During my seventeenth year, my mother’s parents and brother passed away, and her temper, as a result, worsened. When I couldn’t find a date for prom, she called me a fat loser, and slapped me so hard that she split my lip. My father told me not to tell my grandparents about it, despite the fact that I nearly broke down in front of my grandmother over it. Mom would notice my lip from time to time while I was applying makeup, and comment on it, asking me what I did to “mess up my face.”
She was hard on me in terms of my academics, and the fact that I struggled with a difficult math-based course did not help. When I was carrying a B-minus in the course, and she slapped me six times across the face, and kicked me across the floor for “not taking the course seriously” despite the fact that I consistently sought help with the teacher after class. Dad managed to grab her after the first three swings, but she later re-entered the room. Dad, fearful of the repercussions of attempting to stop her again, took out his frustration by punching a nearby door.
I was also a cheerleader for the entirety of my high school career, and as a result, learned several tumbling techniques. During a week in which I was consistently botching a tumbling pass due to a mental block, and falling on the mat, she became violent once more. While our pickup truck sat in an empty parking lot, she smacked me several times. The hardest smack dislodged and broke my glasses. When the salesperson at the store inquired as to how the pair had come to be so damaged, Mom replied, “Oh, my daughter broke them. She’s so clumsy.”
Unfortunately, I was not the only victim of her anger. Several nights during the age of three, I hear my parents scream at each other, with my mom usually screaming louder, followed by slapping noises, and the sound of household objects breaking. My father never hit; it was against his upbringing, and considering his size and stature, the result of college bodybuilding, he would probably have done serious damage to her if he did.
Mom always said the reason why I never had a sibling was because we couldn’t have afforded one. It wasn’t until this year that Dad told me the whole story: she kicked him so hard in the testicles that it sterilized him. She also liked to threaten to throw him out of the house, and would call me into the room to say, “See her now? You’ll NEVER see her again!” The thing Mom didn’t count on, though, was the fact that I would cry and run to my father, not wanting him to go. During my freshman year in high school, I even fell to my knees before her, and begged her not to throw my father out.
I never did go to anyone for help when I was a minor for a few reasons. The first was the fact that my idea of child and spousal abuse was inaccurate. Child abuse, by my juvenile depiction, was children being knocked unconscious or living in squalor, while spousal abuse was (usually a female) victim crawling away from a hovering tormentor. Added to this inaccuracy was the fact that Mom used to say, “My mother did far worse to me!”
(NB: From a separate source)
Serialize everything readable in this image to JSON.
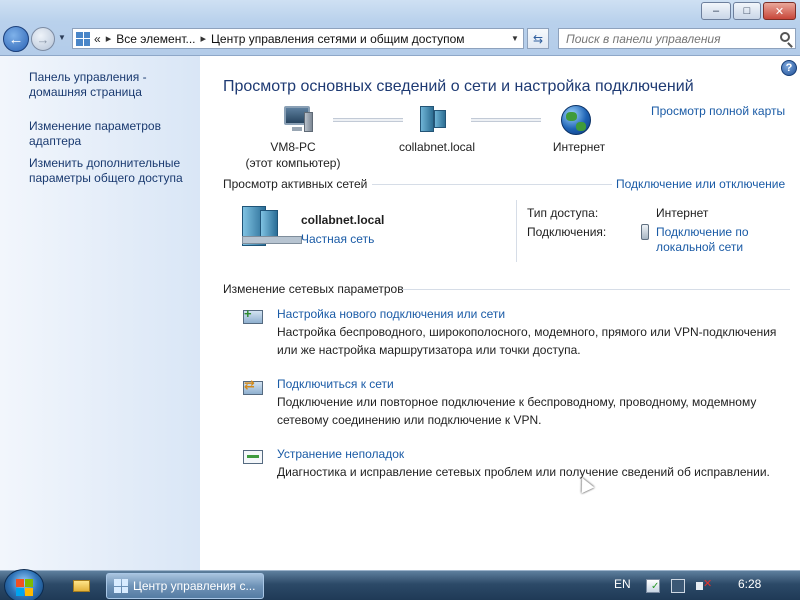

I never wanted to break up my family. Again, she was two people in one body; the same person that hit and spat venom cheered for me on the side lines, surprised my father with gifts and celebrations in his honor, and cared for both of us with a gentle voice when we were ill. For that, I just internalized the abuse like a coward, never calling the police, or getting help. This was the despite the fact that her favorite go-to threats were “I brought you into this world, and I can take you out,” and “I’ll chop your goddamn head off if you don’t shut the fuck up!”
My freshman year of college was when I realized that I was being abused. Far from the grasp of her influence, and effectively burying myself in task of writing a novel (an idea she used to scoff at and dissuade me from doing in high school) allowed me to examine my life with a different lens. What I saw thoroughly disgusted me. While I did not confront her about it yet, as I was still unsure of it (not to mention she had threatened three times that year alone to pull me out of college), she took notice of my altered body language told her, declaring that college had messed me up even worse than high school had. Exhibit A: When I caught the flu, and called her for tips on how to handle it, she, assuming morning sickness off the bat, immediately accused me of carrying my boyfriend’s child.
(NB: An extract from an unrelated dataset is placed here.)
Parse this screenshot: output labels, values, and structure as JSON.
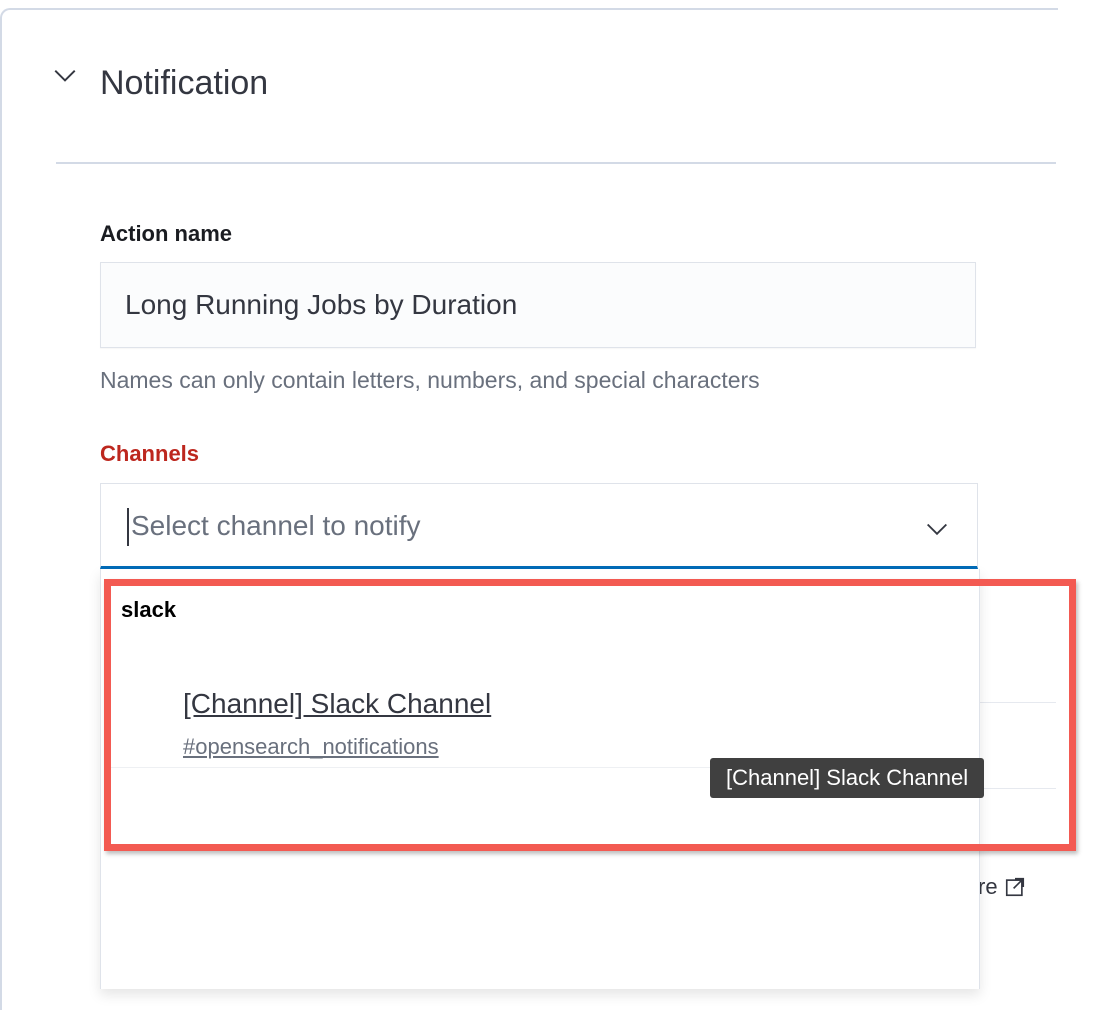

In the long run, it all came to naught; my parents divorced anyway during my sophomore year. The two told me, point blank, in my dorm room that they were through. My mother accused me of smirking during the proclamation; in reality, I was holding my face hard in order not to cry. I had lost, and lost dearly, internalizing it all for nothing.
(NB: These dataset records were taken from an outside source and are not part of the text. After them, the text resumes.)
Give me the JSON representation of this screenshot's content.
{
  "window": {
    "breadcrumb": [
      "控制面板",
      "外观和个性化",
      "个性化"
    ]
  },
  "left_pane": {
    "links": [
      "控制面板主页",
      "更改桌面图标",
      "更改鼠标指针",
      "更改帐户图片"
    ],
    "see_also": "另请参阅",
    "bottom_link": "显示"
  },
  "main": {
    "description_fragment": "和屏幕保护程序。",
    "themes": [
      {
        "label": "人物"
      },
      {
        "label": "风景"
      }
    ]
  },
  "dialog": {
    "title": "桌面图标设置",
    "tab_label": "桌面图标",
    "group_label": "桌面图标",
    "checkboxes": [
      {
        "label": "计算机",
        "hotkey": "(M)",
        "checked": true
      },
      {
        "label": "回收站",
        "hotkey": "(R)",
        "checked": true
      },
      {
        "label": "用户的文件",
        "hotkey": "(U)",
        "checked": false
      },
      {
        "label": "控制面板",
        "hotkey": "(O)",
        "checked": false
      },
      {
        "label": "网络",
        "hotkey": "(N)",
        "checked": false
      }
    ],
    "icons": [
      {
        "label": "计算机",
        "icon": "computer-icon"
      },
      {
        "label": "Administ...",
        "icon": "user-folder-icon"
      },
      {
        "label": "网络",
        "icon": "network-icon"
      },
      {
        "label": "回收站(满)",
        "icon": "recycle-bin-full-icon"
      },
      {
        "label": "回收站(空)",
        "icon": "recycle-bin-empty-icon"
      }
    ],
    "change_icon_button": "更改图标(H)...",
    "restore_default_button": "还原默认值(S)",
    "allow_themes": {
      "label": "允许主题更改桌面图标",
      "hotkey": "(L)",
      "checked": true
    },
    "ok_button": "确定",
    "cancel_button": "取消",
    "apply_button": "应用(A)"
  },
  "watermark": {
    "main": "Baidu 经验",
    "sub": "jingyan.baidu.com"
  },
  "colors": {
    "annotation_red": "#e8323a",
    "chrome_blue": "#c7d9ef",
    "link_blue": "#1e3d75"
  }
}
I spent that summer blaming myself for allowing her to hit and berate my father and me. She was still under our roof that summer, the separation not finalized until that August. She and Dad were at each other’s throats at least once a week, as were she and I, only twice a week. I had previously arranged to move in with my grandmother that summer, but my father put a stop to the plan, saying that we needed to be a family. Without an effective financial leg to stand on (my fault), I had no choice.
What family was this, when she flung any insult she could think of at me, berating me for my hair, my body (she especially loved that one), my choice in friends, my singular status, my virginity (when she wasn’t pulling the accusation of “whore” out of the air), and anything else she could possibly think of? Dad fell to justifying her, his common phrase being, “She’s your mother.”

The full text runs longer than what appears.